Каждый чувствовал, что отсветит еще несколько дней, и леса придут к чему-то ненаглядному, но точно ощутимому, как отдаленное пение ветра.
И тут пришло письмо, я должен уезжать.
И я уехал.
С тех пор уже третья осень. И всякий раз я прихожу в эти леса. Но сентябрь как будто не тот. Не вижу я больше той несостоявшейся счастливой грусти. И каждую осень ищу я за деревней это потерянное ощущение, словно оно где-то стоит на пригорке, молчит под рябиной и вот-вот аукнется издали.
По лесу прошел ливень, и я напал на дорогу, когда во всю ширину ее уже катился ручей. Я вошел в воду. Она была холодна, и если бы я хоть немного опасался простуды, ни за что не побрел бы водой.
Из-за тучи ударило солнце, лучи его процедились сквозь сомкнутые кроны, позеленели и зажгли прошлогоднюю листву сиреневым сиянием. Обочь дороги на этой сиреневой листве я и увидел быстрый босой след. На ближайшей дорожной излучине хозяин следа должен был, глубоко наклонившись, пройти под тяжелой лапой почтенной ели.
Эта еловая лапа голубыми от дождя иглами кротко держала на ветру длинный желтый волос. Волос скручивался в широкую сверкающую спираль, ветер старался разогнуть его, но гроза уже прошла, и силы у ветра не хватало. Ветер был робок, в нем не чувствовалось настойчивости.
Женщина явно торопилась, словно за кем-то поспешая, проваливалась сквозь листву в грязь, но все-таки не входила в ручей. Я вышел из ручья, осторожно ступая там, где прошла она. Моя широкая нога закрывала ее ступню без остатка. Мне хотелось идти по этому следу куда угодно.
Ручей свернул с дороги и ушел в лес по оврагу. Теперь я понял, за кем спешила светловолосая лесная путешественница, потому что из ручья вышел на дорогу широкий мужской след.
Но я продолжал идти за ней, пока следы вели по глинистой холодной дороге. Когда дорога взмыла на теплый песчаный косогор, словно с неба свалился на нее третий, крошечный детский след.

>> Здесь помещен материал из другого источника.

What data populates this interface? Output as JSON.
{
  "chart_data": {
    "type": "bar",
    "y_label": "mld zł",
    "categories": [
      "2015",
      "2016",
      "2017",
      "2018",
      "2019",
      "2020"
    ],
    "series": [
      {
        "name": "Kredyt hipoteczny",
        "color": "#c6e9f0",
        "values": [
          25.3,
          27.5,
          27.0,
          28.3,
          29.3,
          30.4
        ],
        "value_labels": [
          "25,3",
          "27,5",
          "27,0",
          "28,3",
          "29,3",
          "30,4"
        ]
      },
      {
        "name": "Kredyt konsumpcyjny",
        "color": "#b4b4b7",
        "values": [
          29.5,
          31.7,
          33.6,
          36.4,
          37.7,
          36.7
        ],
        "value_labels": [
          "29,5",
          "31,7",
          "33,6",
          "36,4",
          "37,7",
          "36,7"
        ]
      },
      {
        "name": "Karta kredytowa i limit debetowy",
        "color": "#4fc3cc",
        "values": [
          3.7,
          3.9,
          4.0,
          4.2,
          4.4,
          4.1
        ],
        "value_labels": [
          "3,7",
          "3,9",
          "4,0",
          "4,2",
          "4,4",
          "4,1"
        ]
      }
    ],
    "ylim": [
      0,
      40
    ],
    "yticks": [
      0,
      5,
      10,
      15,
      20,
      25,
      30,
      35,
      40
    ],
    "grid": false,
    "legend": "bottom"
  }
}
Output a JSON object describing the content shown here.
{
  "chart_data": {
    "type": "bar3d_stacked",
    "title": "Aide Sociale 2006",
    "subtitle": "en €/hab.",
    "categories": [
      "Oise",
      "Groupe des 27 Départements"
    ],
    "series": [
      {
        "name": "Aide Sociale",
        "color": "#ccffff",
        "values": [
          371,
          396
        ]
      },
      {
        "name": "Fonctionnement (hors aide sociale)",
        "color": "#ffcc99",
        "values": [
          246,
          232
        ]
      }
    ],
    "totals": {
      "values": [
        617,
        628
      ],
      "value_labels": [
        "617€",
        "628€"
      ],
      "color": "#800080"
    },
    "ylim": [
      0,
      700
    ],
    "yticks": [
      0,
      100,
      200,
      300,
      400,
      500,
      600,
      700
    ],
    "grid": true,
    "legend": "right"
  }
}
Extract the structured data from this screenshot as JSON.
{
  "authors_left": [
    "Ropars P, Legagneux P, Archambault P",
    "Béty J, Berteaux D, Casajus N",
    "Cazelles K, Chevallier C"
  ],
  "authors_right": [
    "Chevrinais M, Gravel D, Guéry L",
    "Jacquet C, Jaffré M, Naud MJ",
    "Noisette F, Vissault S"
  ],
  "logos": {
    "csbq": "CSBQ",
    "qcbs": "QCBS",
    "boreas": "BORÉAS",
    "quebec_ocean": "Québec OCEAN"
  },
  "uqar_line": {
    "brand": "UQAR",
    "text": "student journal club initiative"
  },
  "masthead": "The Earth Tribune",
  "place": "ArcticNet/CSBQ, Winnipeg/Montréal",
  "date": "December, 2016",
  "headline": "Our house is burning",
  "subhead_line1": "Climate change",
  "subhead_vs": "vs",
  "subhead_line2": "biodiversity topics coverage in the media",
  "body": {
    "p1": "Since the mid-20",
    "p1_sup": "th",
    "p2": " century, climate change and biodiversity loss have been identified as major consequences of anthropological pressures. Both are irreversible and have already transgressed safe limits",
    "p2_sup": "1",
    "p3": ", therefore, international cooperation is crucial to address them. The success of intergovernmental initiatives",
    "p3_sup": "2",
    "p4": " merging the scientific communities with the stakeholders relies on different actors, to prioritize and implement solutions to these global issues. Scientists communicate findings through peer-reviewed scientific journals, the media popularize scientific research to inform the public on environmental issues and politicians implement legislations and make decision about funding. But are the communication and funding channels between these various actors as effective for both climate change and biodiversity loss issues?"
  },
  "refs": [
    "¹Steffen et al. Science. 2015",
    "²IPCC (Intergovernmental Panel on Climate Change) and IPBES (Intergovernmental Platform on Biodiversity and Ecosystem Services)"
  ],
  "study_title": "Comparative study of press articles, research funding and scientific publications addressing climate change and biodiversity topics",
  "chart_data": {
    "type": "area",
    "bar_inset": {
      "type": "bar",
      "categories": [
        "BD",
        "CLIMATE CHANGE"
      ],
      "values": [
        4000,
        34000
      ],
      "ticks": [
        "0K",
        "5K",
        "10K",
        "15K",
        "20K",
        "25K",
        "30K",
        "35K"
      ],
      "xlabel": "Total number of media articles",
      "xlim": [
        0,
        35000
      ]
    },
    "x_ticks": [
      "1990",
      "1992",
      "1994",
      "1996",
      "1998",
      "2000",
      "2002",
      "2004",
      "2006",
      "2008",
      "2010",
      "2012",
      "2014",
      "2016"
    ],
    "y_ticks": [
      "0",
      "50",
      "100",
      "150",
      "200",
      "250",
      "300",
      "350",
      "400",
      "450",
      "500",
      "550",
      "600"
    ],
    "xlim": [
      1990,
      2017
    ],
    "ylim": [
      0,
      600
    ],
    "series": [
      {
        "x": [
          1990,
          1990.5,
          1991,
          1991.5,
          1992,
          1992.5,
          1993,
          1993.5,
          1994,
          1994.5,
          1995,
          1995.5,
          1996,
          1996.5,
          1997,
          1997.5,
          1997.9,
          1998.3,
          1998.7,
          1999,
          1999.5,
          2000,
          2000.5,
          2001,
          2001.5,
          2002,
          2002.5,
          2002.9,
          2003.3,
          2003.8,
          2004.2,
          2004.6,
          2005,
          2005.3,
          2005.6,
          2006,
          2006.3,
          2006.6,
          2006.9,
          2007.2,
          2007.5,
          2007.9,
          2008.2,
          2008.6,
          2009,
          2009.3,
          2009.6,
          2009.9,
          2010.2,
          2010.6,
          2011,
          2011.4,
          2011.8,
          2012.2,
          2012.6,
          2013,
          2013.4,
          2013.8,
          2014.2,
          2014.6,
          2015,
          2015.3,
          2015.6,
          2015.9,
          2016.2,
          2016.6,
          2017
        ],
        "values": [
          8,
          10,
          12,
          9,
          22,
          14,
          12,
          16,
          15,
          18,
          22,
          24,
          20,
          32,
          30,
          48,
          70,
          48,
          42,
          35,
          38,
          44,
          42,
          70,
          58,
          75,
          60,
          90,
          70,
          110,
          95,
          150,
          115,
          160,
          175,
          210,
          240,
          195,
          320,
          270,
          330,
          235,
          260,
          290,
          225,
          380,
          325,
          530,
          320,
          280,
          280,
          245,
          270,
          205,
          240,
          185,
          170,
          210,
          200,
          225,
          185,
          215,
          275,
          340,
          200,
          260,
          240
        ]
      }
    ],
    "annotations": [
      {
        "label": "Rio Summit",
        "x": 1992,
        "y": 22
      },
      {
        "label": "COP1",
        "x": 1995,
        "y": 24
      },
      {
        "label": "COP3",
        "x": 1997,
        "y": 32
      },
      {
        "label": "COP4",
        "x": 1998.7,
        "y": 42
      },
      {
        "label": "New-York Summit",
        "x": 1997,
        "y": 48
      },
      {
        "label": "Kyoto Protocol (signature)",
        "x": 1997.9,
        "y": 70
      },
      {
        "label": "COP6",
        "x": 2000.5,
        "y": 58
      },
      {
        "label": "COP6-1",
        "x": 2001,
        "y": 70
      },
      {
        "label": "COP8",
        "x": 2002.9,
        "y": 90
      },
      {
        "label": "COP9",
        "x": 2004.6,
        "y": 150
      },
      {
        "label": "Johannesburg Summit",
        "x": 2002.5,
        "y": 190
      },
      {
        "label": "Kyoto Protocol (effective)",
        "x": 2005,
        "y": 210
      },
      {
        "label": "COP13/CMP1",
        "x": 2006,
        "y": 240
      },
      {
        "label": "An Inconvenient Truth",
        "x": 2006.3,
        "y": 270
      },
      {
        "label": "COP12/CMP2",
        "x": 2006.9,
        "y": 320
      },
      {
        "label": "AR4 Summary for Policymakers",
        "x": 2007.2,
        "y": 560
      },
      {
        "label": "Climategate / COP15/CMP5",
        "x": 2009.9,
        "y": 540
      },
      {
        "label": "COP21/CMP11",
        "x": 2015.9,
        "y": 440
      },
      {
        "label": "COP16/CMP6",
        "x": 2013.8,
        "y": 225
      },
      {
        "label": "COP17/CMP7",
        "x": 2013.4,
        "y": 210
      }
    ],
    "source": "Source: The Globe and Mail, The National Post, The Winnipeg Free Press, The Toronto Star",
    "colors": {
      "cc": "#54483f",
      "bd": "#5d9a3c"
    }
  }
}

Что делать?! И я свернул в чащу, потому что давно уже прошел тропинку, которая могла привести меня прямо к дому.
Вокруг села растут срубы. Их рубят, их громоздят прямо на лужайках, просто на земле. Потом их разберут и собирать станут там, где нужно ставить дом.
Издали эти длинные пустые сооружения на взгорищах окраины напоминают корабли. Корабли с ожиданием смотрят в желтые дали осени, откуда дует листвой, облаками. Веришь, что вот-вот и двинутся эти белые молодые суда в бесконечный счастливый поход. Навстречу дням, навстречу ветру, навстречу запахам палой листвы.
По срубам бегают ребятишки, выглядывают в окна, играют в какие-то новые вещие игры. Вот они, они-то и станут капитанами этих кораблей в их далеких неведомых странствиях.
На холме стояла девушка. Над холмом улетали журавли. Девушка, сняв с головы платок, с журавлями прощалась платком. Она растянула его над головой, и ветер надул его, ветер хотел превратить его в птицу. Платок поверил ветру и рвался в небо. Я испугался, что девушка поверит платку, отпустит его, и тот упадет, обескрылев.
Но девушка не поверила. Она только долго еще держала платок над головой, с журавлями прощаясь, хотя уже и видно их не было в серой облачности неба.
Она бежит вдоль сосняков и ельников, кружится на бегу; она вдруг замрет и о чем-то шепчется с ивняком; вдруг она вся заблещет, от нее пахнет холодом и песками; она знает, где пляшет по омуту стерлядь, где осетр точит воду кованым длинным носом; она все бежит и оглядывается на жаркие следы босых ребячьих ног по берегам.
Когда-то звали ее Эннер. То было тыщу лет назад. И жил над рекой небогатый черемисский князь Коджа. И пришел к нему боярин Кий. То был новгородец, силач, хозяин ушкуйников. Славился Кий ловкой силой в борьбе. И по всему лесному черемисью не было человека, который устоял бы перед боярином. Был Кий умен и в торговле и на слово. Полюбился Кодже гигант-бородач новгородец. Перешел Коджа в православную веру и много ходил с Кием по разным делам.
Властительствовал над черемисьем гордый хлыновский князь. Хлыновские земли поздней были названы вятскими. Разорил тот князь земли отступника и увез на коне жену его красавицу Лугу, женщину веселого и смелого нрава.